I'm also interested in keywords or themes that study this kind of questions in maths (if any).
I've been looking up for Lie brackets, unstable operations in vector fields, and words such as involutivity and extension algebras.
Thank you.
Addendum, following the answers and the questions below: I am working on a data structure where points are taken from $\left\{ 0,1\right\}^{m}$ where m can potentially go to $\infty$. At a given moment, I only have points taken from $\left\{ 0,1\right\}^{n}$ where n < m.

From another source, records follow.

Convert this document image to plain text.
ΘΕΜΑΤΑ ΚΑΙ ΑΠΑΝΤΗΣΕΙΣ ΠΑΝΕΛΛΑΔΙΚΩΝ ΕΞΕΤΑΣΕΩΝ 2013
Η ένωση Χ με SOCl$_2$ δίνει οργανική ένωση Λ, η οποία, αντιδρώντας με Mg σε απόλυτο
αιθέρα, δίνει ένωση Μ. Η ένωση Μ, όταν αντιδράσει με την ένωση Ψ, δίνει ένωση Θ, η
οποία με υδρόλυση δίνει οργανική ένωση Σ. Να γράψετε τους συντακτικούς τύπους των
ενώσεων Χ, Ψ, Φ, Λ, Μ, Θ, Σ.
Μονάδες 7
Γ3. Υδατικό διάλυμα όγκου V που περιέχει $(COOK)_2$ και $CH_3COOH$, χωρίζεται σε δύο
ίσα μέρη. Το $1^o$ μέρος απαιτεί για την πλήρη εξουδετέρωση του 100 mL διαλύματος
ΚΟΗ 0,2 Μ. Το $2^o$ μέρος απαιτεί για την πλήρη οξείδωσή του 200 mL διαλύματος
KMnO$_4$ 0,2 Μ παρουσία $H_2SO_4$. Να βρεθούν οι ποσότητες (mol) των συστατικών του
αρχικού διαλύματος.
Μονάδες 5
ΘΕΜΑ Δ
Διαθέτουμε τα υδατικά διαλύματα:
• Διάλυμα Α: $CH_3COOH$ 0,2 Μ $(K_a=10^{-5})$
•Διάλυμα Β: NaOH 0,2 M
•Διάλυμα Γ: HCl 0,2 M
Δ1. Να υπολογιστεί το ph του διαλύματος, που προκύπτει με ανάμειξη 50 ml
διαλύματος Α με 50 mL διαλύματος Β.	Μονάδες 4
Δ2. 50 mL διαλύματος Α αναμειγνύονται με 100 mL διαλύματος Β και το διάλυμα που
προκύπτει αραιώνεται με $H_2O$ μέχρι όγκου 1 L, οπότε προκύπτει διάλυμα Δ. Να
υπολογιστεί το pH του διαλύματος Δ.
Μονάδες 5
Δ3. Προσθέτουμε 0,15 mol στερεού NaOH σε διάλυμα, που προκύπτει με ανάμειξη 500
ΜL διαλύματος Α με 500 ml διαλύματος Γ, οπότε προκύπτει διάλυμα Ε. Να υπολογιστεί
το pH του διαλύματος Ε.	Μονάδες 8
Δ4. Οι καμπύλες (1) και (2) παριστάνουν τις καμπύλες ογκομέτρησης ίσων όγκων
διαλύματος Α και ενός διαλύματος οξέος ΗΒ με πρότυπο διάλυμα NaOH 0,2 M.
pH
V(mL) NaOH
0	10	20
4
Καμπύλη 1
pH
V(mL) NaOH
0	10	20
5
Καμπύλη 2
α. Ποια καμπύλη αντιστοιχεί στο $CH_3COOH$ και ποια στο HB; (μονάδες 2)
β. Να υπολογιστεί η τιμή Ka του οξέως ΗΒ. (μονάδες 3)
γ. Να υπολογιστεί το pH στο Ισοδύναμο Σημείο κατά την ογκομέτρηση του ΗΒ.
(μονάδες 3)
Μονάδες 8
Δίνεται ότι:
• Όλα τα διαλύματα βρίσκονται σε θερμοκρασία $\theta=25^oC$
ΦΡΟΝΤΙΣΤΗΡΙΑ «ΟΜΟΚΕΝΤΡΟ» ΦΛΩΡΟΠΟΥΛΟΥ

Then, if I want to add an extra dimension, I have m-n possibility to do so - which may be a lot. Instead of doing this arbitrarily, I would like to have a kind of principled way or at least a mathematical understanding of such an operation (i.e. that takes as input N points from E(n) and returns a basis for E(n+1).
Thanks again!
Let $E(n)$ be a given vector space over the field $K$ and define $E(n+1)$ by $E(n+1)=E(n)\oplus K$ where $K$ is seen as a $1$-dimensional vector space over itself and $\oplus$ is the direct sum of vector spaces. Given that $E(n)$ is an $n$-dimensional vector space over $K$, we see that $E(n+1)$ is an $n+1$-dimensional vector space over $K$ from basic linear algebra.
If $B$ is a basis for $E(n)$ then $B'=\{(v,0_K)\mid v\in B\}\cup\{(0_{E(n)},1_K)\}$ is a basis for $E(n+1)$.
Any other $n+1$-dimensional vector space over $K$ with an embedded $E(n)$ is naturally isomorphic to this vector space via an isomorphism which restricts to the identity on the embedded $E(n)$ subspaces.